Tutto questo ha scoraggiato Kolenda, che aveva fatto parte della squadra negoziale 2011-12. 'Abbiamo avuto un'enorme quantità di influenza nel 2011. I talebani controllavano una frazione del paese [rispetto a oggi], ma non siamo riusciti a mettere insieme le nostre azioni', ricorda Kolenda. “La mancanza di visione, gli attriti interni, la tempistica del ritiro e lo scarso coordinamento con il governo Karzai hanno sprecato l'opportunità. Se dessimo [il capitale politico] allora che abbiamo dato lo sforzo ora, la mia convinzione personale è che avremmo ottenuto un accordo migliore allora e un risultato migliore in generale'.

Resta da vedere se gli afghani riusciranno a negoziare la pace. La squadra di Khalilzad ha costruito un incentivo, secondo due fonti informate sui termini dell'accordo: gli Stati Uniti torneranno ai livelli delle truppe dell'era Obama nel corso di cinque mesi, ma qualsiasi fine della presenza militare degli Stati Uniti è subordinata, anche se precisamente ciò che rimane poco chiaro. Ma ciò che è avvincente per i talebani è probabilmente terrificante per il presidente afghano Ashraf Ghani. Ghani, emergente da un pasticcio di un'elezione , è stato trascinato in un processo di cui diffida da un mecenate americano di cui diffida anche lui.

Jalali, l'ex ministro degli interni afghano, si definisce 'cautamente fiducioso'. Ma considera minacciosa la disunione tra gli Stati Uniti e i suoi clienti afghani. “Se c'è un ritiro delle forze statunitensi, se non è confrontato con altri elementi di pacificazione – colloqui afgani, riduzione della violenza, chiusura delle basi talebane in Pakistan – allora i talebani aspetteranno il ritiro delle forze internazionali e proveranno per concludere accordi separati con gruppi politici afgani separati', ha affermato.

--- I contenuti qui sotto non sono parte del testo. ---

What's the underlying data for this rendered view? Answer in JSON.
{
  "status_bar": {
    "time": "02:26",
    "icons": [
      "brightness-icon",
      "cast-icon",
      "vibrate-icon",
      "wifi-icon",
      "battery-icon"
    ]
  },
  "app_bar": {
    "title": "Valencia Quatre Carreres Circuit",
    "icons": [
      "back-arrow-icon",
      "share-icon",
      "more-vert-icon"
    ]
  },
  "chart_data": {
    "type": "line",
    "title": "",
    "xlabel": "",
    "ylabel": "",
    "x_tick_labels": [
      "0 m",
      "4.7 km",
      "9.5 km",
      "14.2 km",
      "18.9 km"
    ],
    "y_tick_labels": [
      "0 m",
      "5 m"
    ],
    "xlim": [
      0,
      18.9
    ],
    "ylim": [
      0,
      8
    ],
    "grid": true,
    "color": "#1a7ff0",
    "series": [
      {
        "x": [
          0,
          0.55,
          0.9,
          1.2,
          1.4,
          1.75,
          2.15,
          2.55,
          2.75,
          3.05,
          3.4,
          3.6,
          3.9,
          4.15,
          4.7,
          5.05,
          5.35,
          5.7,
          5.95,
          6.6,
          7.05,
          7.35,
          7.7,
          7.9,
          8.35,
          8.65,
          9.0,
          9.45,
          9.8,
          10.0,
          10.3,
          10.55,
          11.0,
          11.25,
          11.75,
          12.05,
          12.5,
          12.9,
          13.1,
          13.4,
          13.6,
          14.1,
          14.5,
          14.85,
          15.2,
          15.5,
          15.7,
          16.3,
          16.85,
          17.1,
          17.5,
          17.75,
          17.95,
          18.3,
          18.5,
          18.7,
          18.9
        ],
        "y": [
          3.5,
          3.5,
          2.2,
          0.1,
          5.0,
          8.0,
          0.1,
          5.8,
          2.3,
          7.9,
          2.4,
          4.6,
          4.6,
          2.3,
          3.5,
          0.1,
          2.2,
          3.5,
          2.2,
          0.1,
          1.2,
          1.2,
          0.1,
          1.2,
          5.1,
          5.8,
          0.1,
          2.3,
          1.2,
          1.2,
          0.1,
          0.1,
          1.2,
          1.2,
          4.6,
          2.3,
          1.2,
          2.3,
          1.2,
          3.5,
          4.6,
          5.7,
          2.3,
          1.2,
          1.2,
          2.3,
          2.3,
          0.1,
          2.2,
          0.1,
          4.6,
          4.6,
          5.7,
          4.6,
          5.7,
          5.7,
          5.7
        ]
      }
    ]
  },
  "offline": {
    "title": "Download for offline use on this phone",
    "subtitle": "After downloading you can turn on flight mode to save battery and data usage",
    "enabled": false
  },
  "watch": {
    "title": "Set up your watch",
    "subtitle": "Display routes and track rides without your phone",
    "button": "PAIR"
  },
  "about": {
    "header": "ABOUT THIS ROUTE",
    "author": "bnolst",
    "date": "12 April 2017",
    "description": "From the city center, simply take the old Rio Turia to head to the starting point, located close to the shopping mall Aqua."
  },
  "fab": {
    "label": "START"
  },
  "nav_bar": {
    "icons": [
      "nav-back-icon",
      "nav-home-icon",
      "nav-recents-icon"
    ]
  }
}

Diversi americani intervistati per questa storia erano riluttanti a condannare i precedenti fallimenti degli Stati Uniti nel negoziare la fine della guerra. “Non puoi giudicare freddamente il caso razionale per sederti con queste persone. È ancora difficile. Penso che ci fossero opportunità che avrebbero dovuto essere colte lungo la strada', ha detto Annie Pforzheimer, che fino a marzo 2019 è stata vice assistente segretario di Stato per l'Afghanistan dopo aver prestato servizio come diplomatico anziano a Kabul.

Ma l'alternativa al 'caso razionale per sedersi con queste persone' è stata una guerra che ha continuato a uccidere, mutilare, sfollare e impoverire migliaia di persone molto tempo dopo essere diventata invincibile. Come per il Vietnam, l'America ha preferito negare la sua perdita piuttosto che affrontarla apertamente. Non è in grado di conciliare la sua sconfitta con la sua cara concezione della propria onnipotenza.

Tutto ciò parla del motivo centrale per cui gli Stati Uniti hanno evitato i precedenti accordi con i talebani quando la loro influenza è scomparsa. 'Fare la pace con i talebani', dice Miller, 'è un altro modo per dire che non abbiamo vinto la guerra'.